Big contrast: The European Parliament hearing follows two that took place in the USA last month, when Zuckerberg faced Congress, spending a total of 10 hours talking about everything from user privacy to Facebook's business model.
The EU is set to adopt a new rule on how companies handle people's personal data, so Facebook CEO Mark Zuckerberg appeared in front of the EU Parliament to discuss what those changes would look like for Facebook users worldwide.
"We are the regulators", European Parliament president Antonio Tajani said. The format of the hearing allowed the Facebook CEO only several minutes at the end of the session to answer questions.
Nor did he directly answer questions about shadow profiles or whether non-Facebook users' data should be collected. The Facebook chief will go to Paris on Wednesday - he has already answered questions in the United States Congress last month in the wake of the Cambridge Analytica scandal.
During his D.C. testimony, Zuckerberg admitted that the Silicon Valley is "an extremely left-leaning place", but that Facebook has tried to take steps to root out any political bias among his content review staff. The Facebook CEO may have to follow-up with written answers to their ongoing questions. However, the MEPs also warned Zuckerberg that they no longer trust Facebook to "self-regulate".
"We didn't take a broad enough view of our responsibility and that was a mistake and I am sorry for it". The CEO agreed to follow up in writing to numerous questions and offered to send a company representative to testify before a future hearing.

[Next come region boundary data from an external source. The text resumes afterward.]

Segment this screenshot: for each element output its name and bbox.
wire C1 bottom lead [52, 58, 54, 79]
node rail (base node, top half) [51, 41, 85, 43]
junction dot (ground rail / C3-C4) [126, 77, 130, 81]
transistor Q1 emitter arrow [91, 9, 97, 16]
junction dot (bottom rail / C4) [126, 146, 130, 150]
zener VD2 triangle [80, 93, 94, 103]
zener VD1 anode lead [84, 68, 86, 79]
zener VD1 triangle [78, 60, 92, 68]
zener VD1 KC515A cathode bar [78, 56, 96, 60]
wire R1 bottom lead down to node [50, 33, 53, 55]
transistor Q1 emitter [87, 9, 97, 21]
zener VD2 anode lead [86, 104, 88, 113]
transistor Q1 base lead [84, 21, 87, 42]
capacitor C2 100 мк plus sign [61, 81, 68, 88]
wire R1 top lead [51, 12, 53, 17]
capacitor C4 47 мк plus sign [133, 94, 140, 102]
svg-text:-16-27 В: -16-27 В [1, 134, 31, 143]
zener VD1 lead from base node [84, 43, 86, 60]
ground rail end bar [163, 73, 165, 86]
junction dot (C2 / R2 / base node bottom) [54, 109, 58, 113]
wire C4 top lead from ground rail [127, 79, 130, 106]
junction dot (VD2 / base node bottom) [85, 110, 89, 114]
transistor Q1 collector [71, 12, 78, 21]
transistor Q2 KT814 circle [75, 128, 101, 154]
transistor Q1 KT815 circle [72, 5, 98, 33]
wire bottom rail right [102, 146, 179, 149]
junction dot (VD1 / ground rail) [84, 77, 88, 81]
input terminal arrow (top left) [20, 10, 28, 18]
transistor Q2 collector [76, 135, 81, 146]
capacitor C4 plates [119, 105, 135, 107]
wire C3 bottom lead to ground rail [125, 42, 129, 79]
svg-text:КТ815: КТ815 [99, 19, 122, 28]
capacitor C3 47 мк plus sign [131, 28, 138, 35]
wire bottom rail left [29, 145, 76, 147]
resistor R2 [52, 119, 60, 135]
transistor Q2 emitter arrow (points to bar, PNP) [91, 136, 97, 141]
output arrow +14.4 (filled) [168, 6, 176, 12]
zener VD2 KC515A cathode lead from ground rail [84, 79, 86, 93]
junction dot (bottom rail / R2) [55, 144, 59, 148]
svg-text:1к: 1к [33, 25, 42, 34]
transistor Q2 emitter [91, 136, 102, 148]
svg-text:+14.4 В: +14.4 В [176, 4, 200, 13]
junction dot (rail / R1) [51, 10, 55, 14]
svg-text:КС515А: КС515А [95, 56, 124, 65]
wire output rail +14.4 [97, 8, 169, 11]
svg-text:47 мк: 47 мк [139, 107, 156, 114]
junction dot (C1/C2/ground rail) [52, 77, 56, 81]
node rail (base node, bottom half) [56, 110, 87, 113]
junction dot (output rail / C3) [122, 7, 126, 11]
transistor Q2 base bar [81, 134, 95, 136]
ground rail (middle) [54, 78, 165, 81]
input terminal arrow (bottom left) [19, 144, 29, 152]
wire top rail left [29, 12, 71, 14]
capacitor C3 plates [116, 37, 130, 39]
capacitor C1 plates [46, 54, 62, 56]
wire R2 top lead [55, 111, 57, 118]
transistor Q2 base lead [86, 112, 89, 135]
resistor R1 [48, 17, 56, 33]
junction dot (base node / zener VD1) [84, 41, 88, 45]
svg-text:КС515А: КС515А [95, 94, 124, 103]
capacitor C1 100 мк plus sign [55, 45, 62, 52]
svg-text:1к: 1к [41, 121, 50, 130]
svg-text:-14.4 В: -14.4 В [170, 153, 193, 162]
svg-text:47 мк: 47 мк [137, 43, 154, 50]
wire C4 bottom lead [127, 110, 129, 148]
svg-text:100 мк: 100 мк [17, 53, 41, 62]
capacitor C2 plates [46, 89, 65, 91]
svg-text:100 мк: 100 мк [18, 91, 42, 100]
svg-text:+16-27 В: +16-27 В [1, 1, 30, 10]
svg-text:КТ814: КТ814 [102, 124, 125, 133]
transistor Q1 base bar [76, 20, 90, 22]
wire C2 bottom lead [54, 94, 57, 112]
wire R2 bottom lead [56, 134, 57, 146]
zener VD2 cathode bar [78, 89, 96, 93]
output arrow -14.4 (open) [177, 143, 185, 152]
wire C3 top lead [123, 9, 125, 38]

Mr. Zuckerberg argued that Facebook is constantly changing to fend off competition from emerging new digital-communication services. Instead, after a relatively brief opening statement in which Zuckerberg retread familiar ground, every single MEP (as members of the European Parliament are known) asked their question in a row, after which Zuckerberg gave a summarizing speech that lasted barely 25 minutes. The company recently suspended 200 apps for potentially misusing data, which prompted Claude Moraes, chair of the parliament's civil liberties committee, to ask, "Isn't this a clear signal that Facebook has failed to protect the privacy of its users?"
His comments echoed an apology last month to US lawmakers.
Data privacy, bullying, and information manipulation are emerging as some of the touchstone issues of our day, and the Europeans have frankly put the rest of the planet to shame.
"I'm not generally somebody who calls for legislation on the global stage, but I'm beginning to wonder whether we need a social media bill of rights to basically protect free speech".
Future testimonies by technology industry executives will be much more productive for the public if officials keep questions succinct and only ask the hard ones, executives are given ample time to answer them all and they use a question-answer format.
Facebook's Irish HQ is a testament to the company's commitment to Europe where it will employ 10,000 people by the end of 2018 - up from 7,000 today, a conciliatory Mark Zuckerberg told MEPs on Tuesday in Brussels. An email sent by Facebook right before Zuckerberg's Congressional hearings, obtained by Politico, showed the company asking for help from conservative and libertarians in coming up with ideas to help resist GDPR-style rules. And you have to ask yourself how you will be remembered.
What's more, Zuckerberg's comments to European lawmakers about the GDPR - expressing his support, while rolling out the tools necessary to comply in order to appear ahead of the game - bear a striking similarity to something Zuckerberg told CNN's Laurie Seagall in March.